O amanhecer surge por entre as árvores, o céu outrora escuro agora se mostra claro como o oceano, o vento fresco sob minha pele era reconfortante, secava as lágrimas para que outras pudessem vir, visualizo um mundo que não desejo fazer parte, respiro um ar que não me pertence, sinto meu coração bater, tal sensação era repulsivo, havia uma voz no fundo de minha consciência que sussurrava em meu ouvindo, dizendo o quanto este fôlego não deveria ser meu, que essa exclusividade pertence a apenas um ser, e agora não caminha mais pela Terra.

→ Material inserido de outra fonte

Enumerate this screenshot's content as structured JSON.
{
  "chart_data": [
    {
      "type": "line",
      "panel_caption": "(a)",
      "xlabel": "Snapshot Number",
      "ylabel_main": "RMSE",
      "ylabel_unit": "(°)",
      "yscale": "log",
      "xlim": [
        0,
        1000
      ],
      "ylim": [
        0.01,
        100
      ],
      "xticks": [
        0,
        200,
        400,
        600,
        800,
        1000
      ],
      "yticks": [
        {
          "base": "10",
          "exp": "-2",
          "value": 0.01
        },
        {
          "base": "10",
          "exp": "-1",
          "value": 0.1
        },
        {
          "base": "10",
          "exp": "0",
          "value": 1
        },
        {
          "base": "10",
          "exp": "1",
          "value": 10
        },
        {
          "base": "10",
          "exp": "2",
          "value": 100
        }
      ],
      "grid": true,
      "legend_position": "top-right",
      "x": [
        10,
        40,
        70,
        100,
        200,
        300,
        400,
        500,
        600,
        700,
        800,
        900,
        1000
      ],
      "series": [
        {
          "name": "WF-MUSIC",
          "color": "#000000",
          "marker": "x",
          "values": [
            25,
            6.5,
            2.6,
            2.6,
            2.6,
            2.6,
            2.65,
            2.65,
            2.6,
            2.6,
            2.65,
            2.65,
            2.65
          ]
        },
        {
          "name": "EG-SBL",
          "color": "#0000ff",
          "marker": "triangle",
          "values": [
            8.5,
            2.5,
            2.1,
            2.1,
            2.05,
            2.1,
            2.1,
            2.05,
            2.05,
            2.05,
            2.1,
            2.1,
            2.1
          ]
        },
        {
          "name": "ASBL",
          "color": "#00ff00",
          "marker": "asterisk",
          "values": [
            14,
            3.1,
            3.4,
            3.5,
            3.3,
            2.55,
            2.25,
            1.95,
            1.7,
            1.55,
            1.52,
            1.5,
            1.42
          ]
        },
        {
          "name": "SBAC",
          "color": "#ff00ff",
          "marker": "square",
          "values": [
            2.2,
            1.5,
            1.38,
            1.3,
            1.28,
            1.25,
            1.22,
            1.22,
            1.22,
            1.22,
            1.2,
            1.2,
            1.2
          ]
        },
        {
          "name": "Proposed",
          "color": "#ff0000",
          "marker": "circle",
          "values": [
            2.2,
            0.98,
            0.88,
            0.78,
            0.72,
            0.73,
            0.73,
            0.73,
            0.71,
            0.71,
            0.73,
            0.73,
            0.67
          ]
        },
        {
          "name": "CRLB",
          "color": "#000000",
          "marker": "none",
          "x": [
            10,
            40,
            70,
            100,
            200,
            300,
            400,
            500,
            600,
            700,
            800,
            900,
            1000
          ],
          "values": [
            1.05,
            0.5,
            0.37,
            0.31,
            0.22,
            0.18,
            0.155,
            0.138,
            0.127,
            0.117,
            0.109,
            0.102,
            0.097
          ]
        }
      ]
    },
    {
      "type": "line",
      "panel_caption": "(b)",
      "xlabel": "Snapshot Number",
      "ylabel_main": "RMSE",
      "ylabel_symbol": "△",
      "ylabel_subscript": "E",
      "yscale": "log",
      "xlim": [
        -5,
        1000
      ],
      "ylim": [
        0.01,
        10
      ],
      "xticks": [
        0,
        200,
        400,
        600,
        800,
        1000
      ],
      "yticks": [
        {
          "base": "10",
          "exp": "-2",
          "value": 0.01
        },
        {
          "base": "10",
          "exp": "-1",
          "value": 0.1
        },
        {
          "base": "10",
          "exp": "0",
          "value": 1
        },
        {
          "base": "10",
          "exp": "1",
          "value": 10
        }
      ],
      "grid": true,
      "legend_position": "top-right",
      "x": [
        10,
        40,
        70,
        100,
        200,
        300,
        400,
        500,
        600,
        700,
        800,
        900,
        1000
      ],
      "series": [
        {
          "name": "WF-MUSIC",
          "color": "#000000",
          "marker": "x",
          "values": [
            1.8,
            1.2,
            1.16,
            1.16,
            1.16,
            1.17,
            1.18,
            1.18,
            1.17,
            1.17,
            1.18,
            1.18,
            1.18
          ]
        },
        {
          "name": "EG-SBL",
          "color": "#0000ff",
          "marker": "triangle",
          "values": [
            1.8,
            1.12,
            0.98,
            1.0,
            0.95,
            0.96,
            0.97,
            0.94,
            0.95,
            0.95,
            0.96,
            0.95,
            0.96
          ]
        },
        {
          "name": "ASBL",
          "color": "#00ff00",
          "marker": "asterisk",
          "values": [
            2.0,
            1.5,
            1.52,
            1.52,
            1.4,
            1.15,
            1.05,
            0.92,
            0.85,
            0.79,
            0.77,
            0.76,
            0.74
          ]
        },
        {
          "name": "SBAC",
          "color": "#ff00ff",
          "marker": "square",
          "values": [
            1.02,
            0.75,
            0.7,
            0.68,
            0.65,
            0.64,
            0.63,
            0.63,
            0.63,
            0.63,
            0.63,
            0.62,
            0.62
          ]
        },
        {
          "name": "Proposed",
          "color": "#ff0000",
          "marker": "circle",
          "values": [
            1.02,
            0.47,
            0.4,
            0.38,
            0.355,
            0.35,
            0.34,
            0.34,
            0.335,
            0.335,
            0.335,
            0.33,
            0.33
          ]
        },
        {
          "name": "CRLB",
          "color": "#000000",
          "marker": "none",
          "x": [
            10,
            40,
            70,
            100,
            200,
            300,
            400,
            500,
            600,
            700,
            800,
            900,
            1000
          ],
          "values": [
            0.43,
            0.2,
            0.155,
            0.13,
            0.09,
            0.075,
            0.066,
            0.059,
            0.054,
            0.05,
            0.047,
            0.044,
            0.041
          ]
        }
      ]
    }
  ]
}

Não movo um dedo ao ouvir a porta sendo aberta, passos suaves pelo quarto, farfalhar de tecidos e ruídos de objetos sendo movidos para serem limpos pelo que posso imaginar, talvez dias tenham se passado, não me recordo, acredito que nem seja relevante me manter conectada às horas, aos dias, nem mesmo as mudanças climáticas — a prisão mental não era condicionada em conforto e paz de espírito, pelo contrário, é uma cela moldada pelo lamento, demônios trabalhando incansavelmente para sugar-lhe até a última gota de vitalidade e sanidade, prometendo comer suas entranhas enquanto seus gritos mudos vibram por suas carnes descompostas, trazendo euforia e adrenalina. Logo o silêncio volta a estabelecer, sinto o cheiro delicioso de café fresco, leite quente e alimentos quentes e seus aromas distintos, meu estômago se retorceu pela fome, o desejo de saciar o básico do ser humano me era dificultoso, penso em me mover, desvio dos pensamentos pelo fato dele estar me assistindo de algum lugar daquele presídio de luxo, todavia, faço mesmo assim, há uma força invisível, um estímulo solene de que eu levante, que me mova, que coma e que caminhe…assim o faço, caindo na ilusão de que há uma energia boa ao meu redor, uma luz para me dar forças conforme permaneço nesse vale sombrio e mordaz.